Eggertsson, G B, R E Juelsrud and E G Wold (2017), “Are Negative Nominal Interest Rates Expansionary?”, NBER Working Paper 24039.
Eisenschmidt, J and F Smets (2019), “Negative Interest Rates: Lessons from the Euro Area”, Series on Central Banking Analysis and Economic Policies no. 26.
Gertler, M and P Karadi (2011), “A Model of Unconventional Monetary Policy”, Journal of Monetary Economics 58: 17-34.
Nakata, T and S Schmidt (2019), “Gradualism and Liquidity Traps”, Review of Economic Dynamics 31: 182-199.
Woodford, M (2003), “Optimal Interest-Rate Smoothing”, Review of Economic Studies 70: 861-886.
Endnotes
1 Our usage of the term "signalling" captures a central bank's ability to give tangible signals about future policy, akin to Bhattarai et al.’s (2019) signalling theory of quantitative easing.

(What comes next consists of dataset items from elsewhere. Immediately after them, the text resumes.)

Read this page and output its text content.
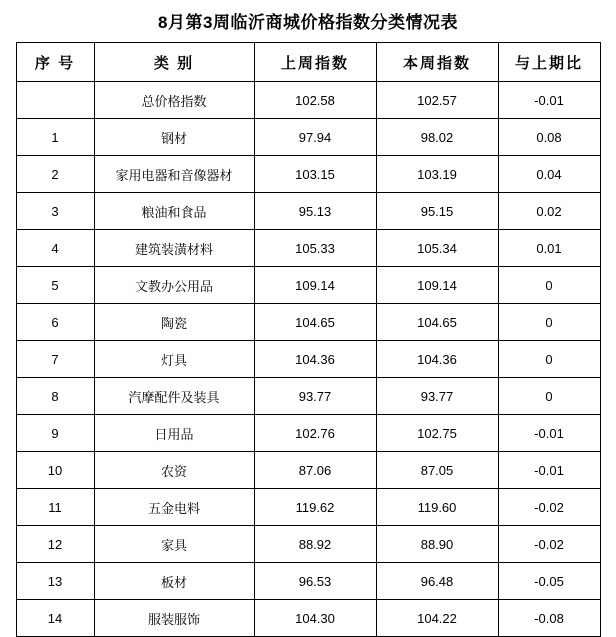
8月第3周临沂商城价格指数分类情况表
序 号	类 别	上周指数	本周指数	与上期比
	总价格指数	102.58	102.57	-0.01
1	钢材	97.94	98.02	0.08
2	家用电器和音像器材	103.15	103.19	0.04
3	粮油和食品	95.13	95.15	0.02
4	建筑装潢材料	105.33	105.34	0.01
5	文教办公用品	109.14	109.14	0
6	陶瓷	104.65	104.65	0
7	灯具	104.36	104.36	0
8	汽摩配件及装具	93.77	93.77	0
9	日用品	102.76	102.75	-0.01
10	农资	87.06	87.05	-0.01
11	五金电料	119.62	119.60	-0.02
12	家具	88.92	88.90	-0.02
13	板材	96.53	96.48	-0.05
14	服装服饰	104.30	104.22	-0.08
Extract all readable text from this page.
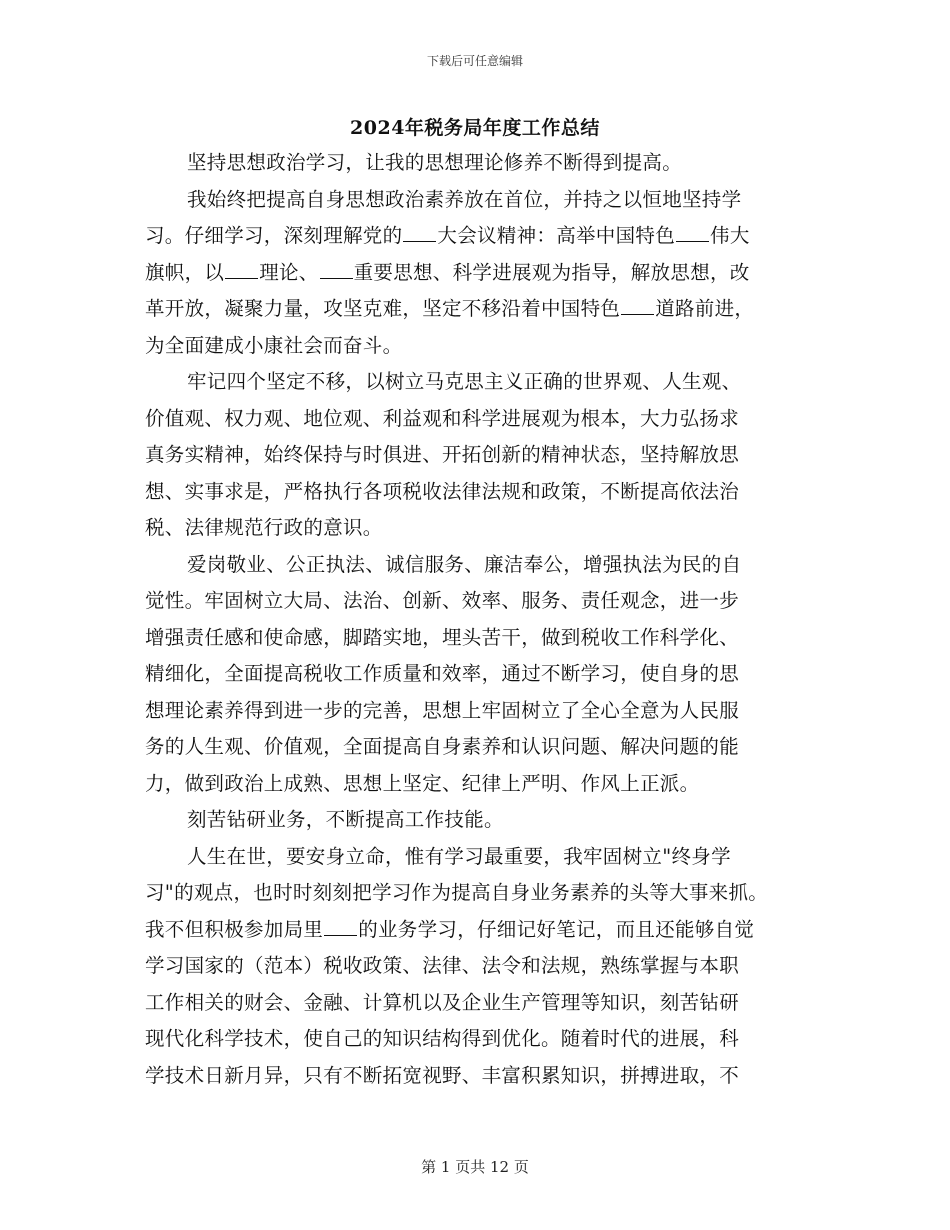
下载后可任意编辑
2024年税务局年度工作总结
坚持思想政治学习，让我的思想理论修养不断得到提高。
我始终把提高自身思想政治素养放在首位，并持之以恒地坚持学
习。仔细学习，深刻理解党的 大会议精神：高举中国特色 伟大
旗帜，以 理论、 重要思想、科学进展观为指导，解放思想，改
革开放，凝聚力量，攻坚克难，坚定不移沿着中国特色 道路前进，
为全面建成小康社会而奋斗。
牢记四个坚定不移，以树立马克思主义正确的世界观、人生观、
价值观、权力观、地位观、利益观和科学进展观为根本，大力弘扬求
真务实精神，始终保持与时俱进、开拓创新的精神状态，坚持解放思
想、实事求是，严格执行各项税收法律法规和政策，不断提高依法治
税、法律规范行政的意识。
爱岗敬业、公正执法、诚信服务、廉洁奉公，增强执法为民的自
觉性。牢固树立大局、法治、创新、效率、服务、责任观念，进一步
增强责任感和使命感，脚踏实地，埋头苦干，做到税收工作科学化、
精细化，全面提高税收工作质量和效率，通过不断学习，使自身的思
想理论素养得到进一步的完善，思想上牢固树立了全心全意为人民服
务的人生观、价值观，全面提高自身素养和认识问题、解决问题的能
力，做到政治上成熟、思想上坚定、纪律上严明、作风上正派。
刻苦钻研业务，不断提高工作技能。
人生在世，要安身立命，惟有学习最重要，我牢固树立"终身学
习"的观点，也时时刻刻把学习作为提高自身业务素养的头等大事来抓。
我不但积极参加局里 的业务学习，仔细记好笔记，而且还能够自觉
学习国家的（范本）税收政策、法律、法令和法规，熟练掌握与本职
工作相关的财会、金融、计算机以及企业生产管理等知识，刻苦钻研
现代化科学技术，使自己的知识结构得到优化。随着时代的进展，科
学技术日新月异，只有不断拓宽视野、丰富积累知识，拼搏进取，不
第 1 页共 12 页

2 See for example Eisenschmidt and Smets (2019) as well as de Groot and Haas (2020). More recent evidence suggests that deposit rates are beginning, very gradually, to turn negative in the euro area. Nevertheless, it seems likely that if the Bank of England, for example, were to introduce negative policy rates, that banks in the UK will be equally reluctant or unable to pass on these rates to depositors in the near-term.
3 To see the effect on credit spreads and lending rates, see Figures 5 and 6 in de Groot and Haas (2020).